Солнце, освещая последними лучами заросшую мхом крышу замка, уходила за горизонт. Оттуда, словно тени, одна за другой тянулись вереницы перелётных птиц: не толи уток, не толи гусей. Их слабый прощальный крик падал вниз, где через щели в окнах оседал на давно уже забытые комнаты. Вместе с ним в комнаты врывался последний, затухающий луч света. Борясь за своё существование, он беспокоил паутины, карабкаясь то вниз, то вверх, судорожно вырисовывал на заплесневевших стенах непонятные иероглифы, звал на помощь, но бесполезно. Он был один. И так, в борьбе и страхе, он погибал уже в который раз.
Солнца уже не было, небо затихло, и мёртвая тишина, завладевшая всем повсюду, говорила о том, что вокруг на десятки километров не было ни души. Такая же тишина царила и в замке. Только там к ней добавился запах сырости, гнилых досок и цветущей воды. Вода была повсюду, она была неотъемлемой частью замка. Замерев, она хранила тайны, может быть, когда-то существовавшей здесь жизни. А сейчас это было заросшее, дикое место, убежище для пыли и кошмаров. Холодный и одинокий, замок потерялся среди вековых дубов и состарившихся елей. И лишь непонятное существо, раскинув свои каменные крылья чуть ли не над всей крышей, всматривалось в неведомую даль, охраняя это дитя нечеловеческой фантазии, некогда породившей это со всеми его тайниками, лабиринтами и подземельями. Там внизу, под каменными глыбами, без воздуха и света покоились различные страшные предметы, непонятно для чего предназначенные: повсюду на стенах висели цепи, и большие и не очень, обыкновенные и с шипами, короткие и тянущиеся неведомо куда. Там, где, видимо, они должны были заканчиваться, цепляясь друг за друга, свисали крюки, напоминающие бивни огромных животных. Почти в каждом углу стояли стулья на огромных металлических ножках с ножами вместо спинок и ручек. На некоторых из них мирно покоились всё такие же металлические фигуры насекомых невероятных размеров. А вокруг лежали кости, бесформенные, безфосфорные кости, цепочкой тянущиеся через все коридоры и комнаты с низкими потолками и земляным полом. Где-то далеко, вероятно уже за пределами замка, в стене из неровных серых камней выделялась небольших размеров железная дверь, казавшаяся ещё меньше из-за замерших на ней безжизненных паутин. Непомерный мрак – это всё, что можно было здесь прочувствовать. Мрак и одиночество.

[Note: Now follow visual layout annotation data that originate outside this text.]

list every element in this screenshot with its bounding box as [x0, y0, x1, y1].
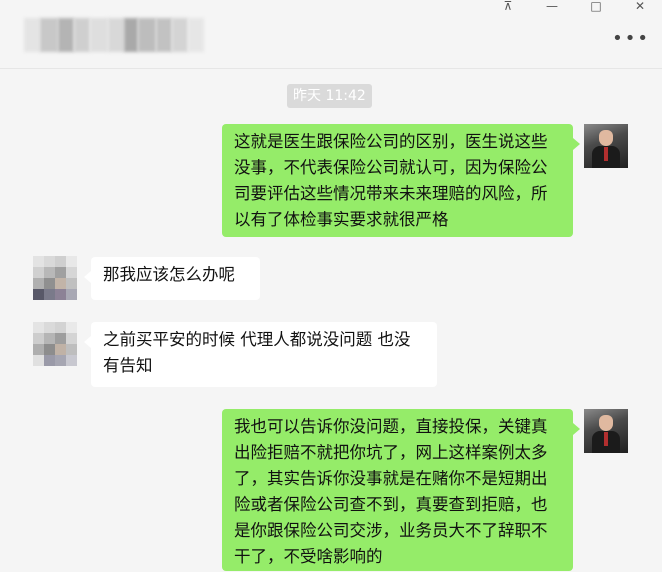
pin-icon[interactable]: ⊼	[486, 0, 530, 14]
avatar-other[interactable]	[33, 322, 77, 366]
avatar-self[interactable]	[584, 409, 628, 453]
message-other-2[interactable]: 之前买平安的时候 代理人都说没问题 也没有告知	[84, 322, 437, 387]
message-text: 这就是医生跟保险公司的区别，医生说这些没事，不代表保险公司就认可，因为保险公司要…	[234, 132, 548, 229]
avatar-self[interactable]	[584, 124, 628, 168]
close-icon[interactable]: ✕	[618, 0, 662, 14]
contact-name-blurred	[24, 18, 204, 52]
window-controls: ⊼ — □ ✕	[486, 0, 662, 14]
message-other-1[interactable]: 那我应该怎么办呢	[84, 257, 260, 300]
avatar-other[interactable]	[33, 256, 77, 300]
message-text: 我也可以告诉你没问题，直接投保，关键真出险拒赔不就把你坑了，网上这样案例太多了，…	[234, 417, 548, 566]
chat-header: ⊼ — □ ✕ •••	[0, 0, 662, 69]
minimize-icon[interactable]: —	[530, 0, 574, 14]
message-self-2[interactable]: 我也可以告诉你没问题，直接投保，关键真出险拒赔不就把你坑了，网上这样案例太多了，…	[222, 409, 580, 571]
maximize-icon[interactable]: □	[574, 0, 618, 14]
message-self-1[interactable]: 这就是医生跟保险公司的区别，医生说这些没事，不代表保险公司就认可，因为保险公司要…	[222, 124, 580, 237]
message-text: 之前买平安的时候 代理人都说没问题 也没有告知	[103, 330, 411, 375]
timestamp: 昨天 11:42	[287, 84, 372, 108]
message-text: 那我应该怎么办呢	[103, 265, 235, 284]
more-icon[interactable]: •••	[612, 28, 650, 49]
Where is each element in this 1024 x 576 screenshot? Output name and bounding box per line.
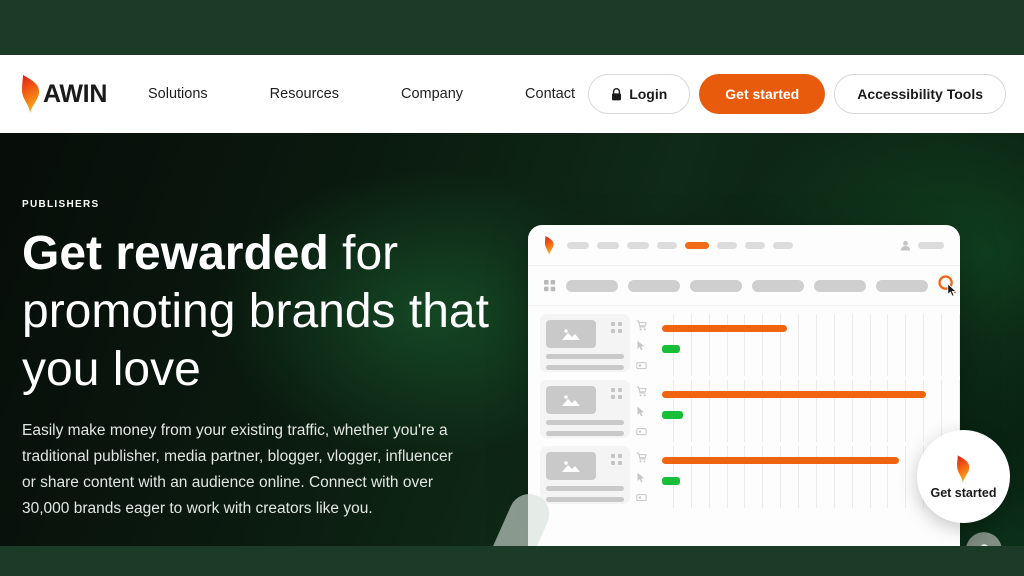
dashboard-nav-pill-1[interactable] bbox=[567, 241, 589, 249]
image-placeholder-icon bbox=[546, 452, 596, 480]
user-avatar-icon bbox=[900, 240, 911, 251]
card-text-line bbox=[546, 420, 624, 425]
nav-actions: Login Get started Accessibility Tools bbox=[588, 55, 1006, 133]
card-text-line bbox=[546, 431, 624, 436]
dashboard-filter-pill-1[interactable] bbox=[566, 279, 618, 292]
dashboard-user-area[interactable] bbox=[900, 240, 944, 251]
dashboard-filter-pill-5[interactable] bbox=[814, 279, 866, 292]
hero-paragraph: Easily make money from your existing tra… bbox=[22, 422, 453, 517]
nav-link-solutions[interactable]: Solutions bbox=[148, 86, 208, 102]
dashboard-nav-pill-6[interactable] bbox=[717, 241, 737, 249]
dashboard-row[interactable] bbox=[540, 380, 960, 446]
row-metric-icons bbox=[630, 446, 656, 512]
floating-get-started-badge[interactable]: Get started bbox=[917, 430, 1010, 523]
dashboard-nav-pill-5[interactable] bbox=[685, 241, 709, 249]
chart-gridlines bbox=[656, 446, 960, 508]
dashboard-row[interactable] bbox=[540, 314, 960, 380]
accessibility-tools-button[interactable]: Accessibility Tools bbox=[834, 74, 1006, 114]
get-started-button[interactable]: Get started bbox=[699, 74, 826, 114]
dashboard-nav-pill-2[interactable] bbox=[597, 241, 619, 249]
dashboard-mockup bbox=[528, 225, 960, 550]
badge-label: Get started bbox=[930, 485, 997, 500]
cart-icon bbox=[636, 452, 647, 463]
cursor-click-icon bbox=[637, 340, 645, 351]
clicks-bar-green bbox=[662, 477, 681, 485]
card-text-line bbox=[546, 497, 624, 502]
top-dark-strip bbox=[0, 0, 1024, 55]
dashboard-filter-bar bbox=[528, 266, 960, 306]
dashboard-filter-pill-6[interactable] bbox=[876, 279, 928, 292]
campaign-card[interactable] bbox=[540, 446, 630, 504]
hero-bottom-band bbox=[0, 546, 1024, 576]
dashboard-row[interactable] bbox=[540, 446, 960, 512]
hero-eyebrow: PUBLISHERS bbox=[22, 199, 100, 210]
awin-wordmark: AWIN bbox=[43, 80, 108, 108]
dashboard-awin-flame-icon bbox=[544, 235, 567, 256]
row-metric-icons bbox=[630, 380, 656, 446]
row-bar-chart bbox=[656, 380, 960, 442]
nav-links: Solutions Resources Company Contact bbox=[148, 55, 637, 133]
login-button[interactable]: Login bbox=[588, 74, 691, 114]
chart-gridlines bbox=[656, 380, 960, 442]
badge-awin-flame-icon bbox=[955, 454, 972, 486]
hero-headline: Get rewarded for promoting brands that y… bbox=[22, 225, 502, 399]
hero-headline-bold: Get rewarded bbox=[22, 227, 329, 280]
awin-flame-icon bbox=[20, 73, 42, 115]
sales-bar-orange bbox=[662, 325, 787, 332]
dashboard-nav-pill-3[interactable] bbox=[627, 241, 649, 249]
card-text-line bbox=[546, 365, 624, 370]
lock-icon bbox=[611, 87, 622, 101]
dashboard-filter-pill-3[interactable] bbox=[690, 279, 742, 292]
dashboard-top-bar bbox=[528, 225, 960, 266]
dashboard-nav-pills bbox=[567, 241, 900, 249]
row-metric-icons bbox=[630, 314, 656, 380]
dashboard-search-button[interactable] bbox=[938, 274, 958, 297]
awin-logo[interactable]: AWIN bbox=[20, 73, 107, 115]
sales-bar-orange bbox=[662, 457, 900, 464]
card-grid-dots-icon bbox=[611, 322, 622, 333]
clicks-bar-green bbox=[662, 411, 684, 419]
dashboard-nav-pill-8[interactable] bbox=[773, 241, 793, 249]
cursor-click-icon bbox=[637, 406, 645, 417]
campaign-card[interactable] bbox=[540, 380, 630, 438]
clicks-bar-green bbox=[662, 345, 681, 353]
campaign-card[interactable] bbox=[540, 314, 630, 372]
user-name-placeholder bbox=[918, 241, 944, 249]
card-text-line bbox=[546, 354, 624, 359]
awin-publishers-landing-page: AWIN Solutions Resources Company Contact… bbox=[0, 0, 1024, 576]
image-placeholder-icon bbox=[546, 386, 596, 414]
sales-bar-orange bbox=[662, 391, 927, 398]
display-box-icon bbox=[636, 362, 647, 370]
dashboard-nav-pill-7[interactable] bbox=[745, 241, 765, 249]
dashboard-filter-pills bbox=[566, 279, 928, 292]
dashboard-filter-pill-2[interactable] bbox=[628, 279, 680, 292]
card-grid-dots-icon bbox=[611, 388, 622, 399]
row-bar-chart bbox=[656, 314, 960, 376]
card-text-line bbox=[546, 486, 624, 491]
chart-gridlines bbox=[656, 314, 960, 376]
nav-link-resources[interactable]: Resources bbox=[270, 86, 339, 102]
image-placeholder-icon bbox=[546, 320, 596, 348]
grid-view-icon[interactable] bbox=[544, 279, 556, 292]
display-box-icon bbox=[636, 494, 647, 502]
nav-link-contact[interactable]: Contact bbox=[525, 86, 575, 102]
cart-icon bbox=[636, 320, 647, 331]
nav-link-company[interactable]: Company bbox=[401, 86, 463, 102]
dashboard-rows bbox=[528, 306, 960, 512]
card-grid-dots-icon bbox=[611, 454, 622, 465]
cursor-click-icon bbox=[637, 472, 645, 483]
row-bar-chart bbox=[656, 446, 960, 508]
dashboard-nav-pill-4[interactable] bbox=[657, 241, 677, 249]
cart-icon bbox=[636, 386, 647, 397]
display-box-icon bbox=[636, 428, 647, 436]
main-navigation-bar: AWIN Solutions Resources Company Contact… bbox=[0, 55, 1024, 133]
login-label: Login bbox=[629, 86, 668, 102]
dashboard-filter-pill-4[interactable] bbox=[752, 279, 804, 292]
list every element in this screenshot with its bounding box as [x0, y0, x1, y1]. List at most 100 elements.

Но если замереть и закрыть глаза, то почувствуешь, как по спине во все стороны медленно расползаются, таща за собой капли холодного пота, мурашки – кто-то пристально наблюдает за тобой. Затаившись, и остановив свой взгляд на жертве, в темноте совсем незаметно сидят три пары зверских бесцветных глаз. Эти шесть точек размером с человеческую печень безжизненно и синхронно сверлят пространство, где, казалось бы, мало будет и ста пылающих факелов, что бы на расстоянии носа отличить кровь от плесени. Живя здесь с зарождения, питаясь слепыми крысами и редкими дождевыми червями, до красноты взбухшими от переизбытка влаги, они интуитивно охватывали всё происходящее, передавая сигналы в сверхсовершенный,  нечеловеческий мозг.

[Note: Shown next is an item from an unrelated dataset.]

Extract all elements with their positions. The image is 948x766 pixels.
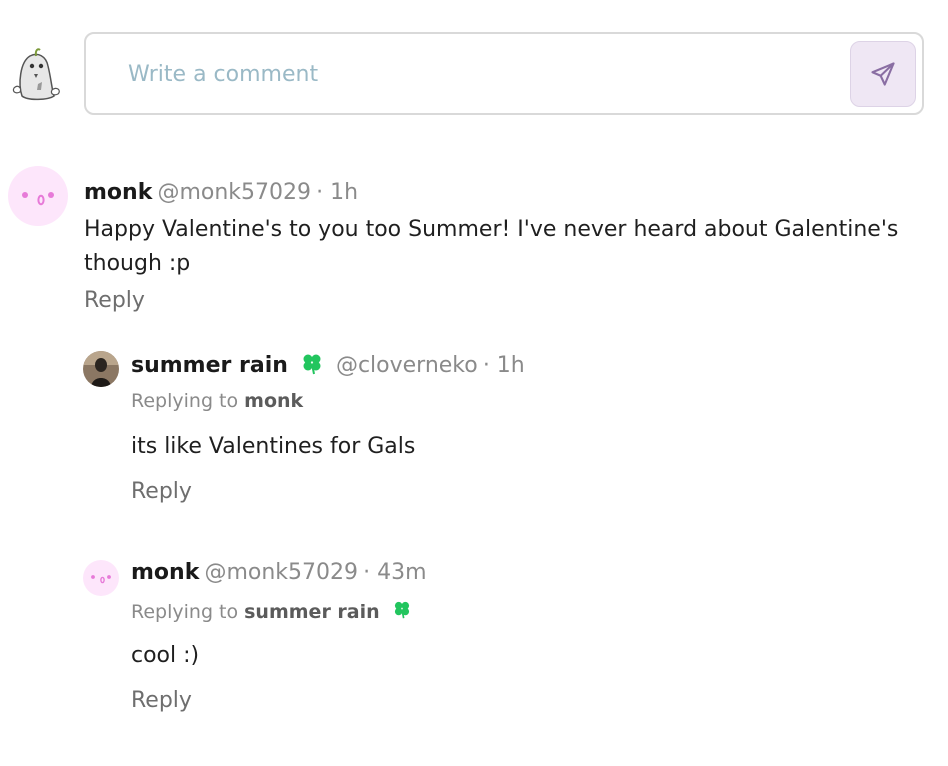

Хранившее его тело напоминало патиссон, из которого один к одному торчали жёсткие волосы, образующие колючую, засалившуюся шубу. Капли, стекающие на шершавую кожу, застывали и образовывали гнойные пузырьки, которые при движении одной из шестидесяти шести ног беззвучно лопались, распыляясь на замшевелые стены. Это огромное паукообразное существо схоронилось подобно своим металлическим собратьям на одном из стульев, свесив получеловеческие ноги, и скрутив их в многочисленные узлы. Глаза паука продолжали пристально смотреть в одну точку, где среди плесени и костей, сложив свои части в непонятную фигуру, лежало нечто серое, и явно чуждо этому подземелью. Так продолжалось несколько часов, пока крысы, почуяв добычу, не кинулись на это бессознательное, которое уже начинало подавать признаки жизни. Вдруг оно вскрикнуло от боли, зашевелилось; крысы кинулись в разные стороны, натыкаясь слепыми мордами на стены и цепи. Несмотря на весь переполох, было невероятно тихо. Звуки издавало только оно, которое мыча от боли, поднялось, и, шатаясь, сделав два шага, свалилось.

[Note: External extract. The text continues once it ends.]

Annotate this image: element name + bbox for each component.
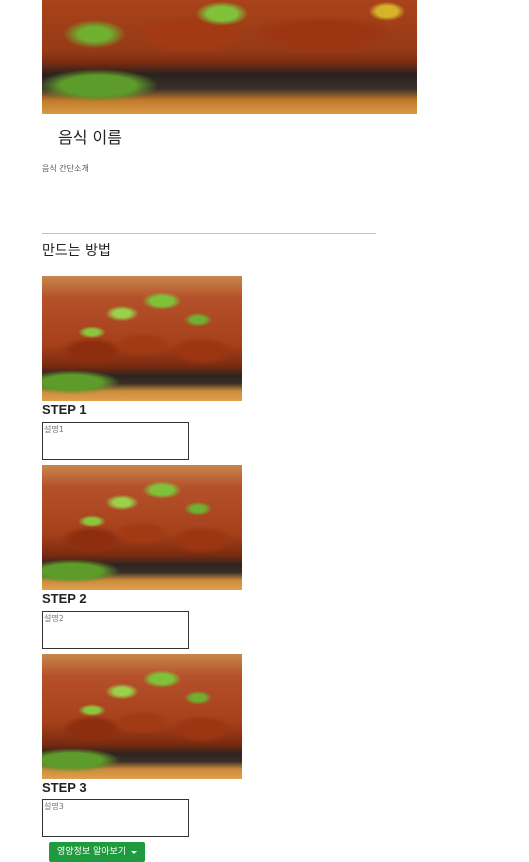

Паук продолжал наблюдать. Он впервые в своём небытии видел подобное существо, но интуитивно знал, что это человек. Разум беспрепятственно брал верх над инстинктами, и паук даже не думал о нападении. Да и нападать было не зачем – ещё никто от сюда не выбирался, тем более в такой степени обессиленным. Цепляясь окровавленными пальцами за цепи и раздирая остатки целой кожи о шипы, человек делал все усилия, чтобы оказаться на ногах, но каждая следующая попытка отбирала всё больше сил, и оно опять лежало среди плесени и костей.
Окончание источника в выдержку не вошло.